Над воротами тоже стрелков хватает. Меж зубцами стен — фашистские каски, пара узких бойниц переоборудована в широкий оскал дотовой амбразуры. Там, в темной щели, виднеется ствол МG‑42.
Пулемет, впрочем, защищал не только Золотые ворота. На наиболее значимых с точки зрения обороны башнях Иерусалима тоже имелись огневые точки. И на стенах, среди белых и серых рыцарских плащей, среди черных одежд кнехтов‑арбалетчиков, нет‑нет да и мелькнет желто‑коричневое пятно — легкая форма эсэсовского автоматчика. Кое‑где поблескивала оптика снайперов.

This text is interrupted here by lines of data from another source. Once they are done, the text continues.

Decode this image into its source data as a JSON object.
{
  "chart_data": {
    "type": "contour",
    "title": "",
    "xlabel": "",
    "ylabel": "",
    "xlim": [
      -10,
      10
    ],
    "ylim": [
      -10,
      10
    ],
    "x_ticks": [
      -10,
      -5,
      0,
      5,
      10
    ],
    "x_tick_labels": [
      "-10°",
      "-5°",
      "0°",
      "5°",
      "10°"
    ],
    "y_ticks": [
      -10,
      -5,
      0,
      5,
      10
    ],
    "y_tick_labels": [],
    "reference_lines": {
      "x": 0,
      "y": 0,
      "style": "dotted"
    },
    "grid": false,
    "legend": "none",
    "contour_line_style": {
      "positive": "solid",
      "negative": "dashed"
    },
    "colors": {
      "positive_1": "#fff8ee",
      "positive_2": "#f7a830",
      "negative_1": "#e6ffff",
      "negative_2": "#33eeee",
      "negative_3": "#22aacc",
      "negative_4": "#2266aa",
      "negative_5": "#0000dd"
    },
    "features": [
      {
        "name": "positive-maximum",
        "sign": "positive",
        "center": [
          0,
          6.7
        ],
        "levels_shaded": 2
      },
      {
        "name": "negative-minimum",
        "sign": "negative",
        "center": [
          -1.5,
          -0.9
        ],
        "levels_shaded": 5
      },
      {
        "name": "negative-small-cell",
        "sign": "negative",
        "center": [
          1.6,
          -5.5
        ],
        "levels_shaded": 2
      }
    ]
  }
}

Неприятель, решившийся на штурм Святого Города, неминуемо угодил бы под убийственный перекрестный огонь. Так что мудрый эмир Айтегин прав: если хотя бы одни ворота города не откроются перед атакующей конницей, все десятитысячное воинство египетского султана без толку поляжет под иерусалимскими стенами.
Они влились в толпу, измученную долгим ожиданием. Пристроились в хвост живой очереди. Да, шума было много, но какой‑то он был отвлеченный, этот шум и гомон, ни о чем. Никто вокруг не роптал, не возмущался. Люди порой вяло переругивались между собой, однако вид имели смиренный и покорный. От виселиц несло мертвечиной.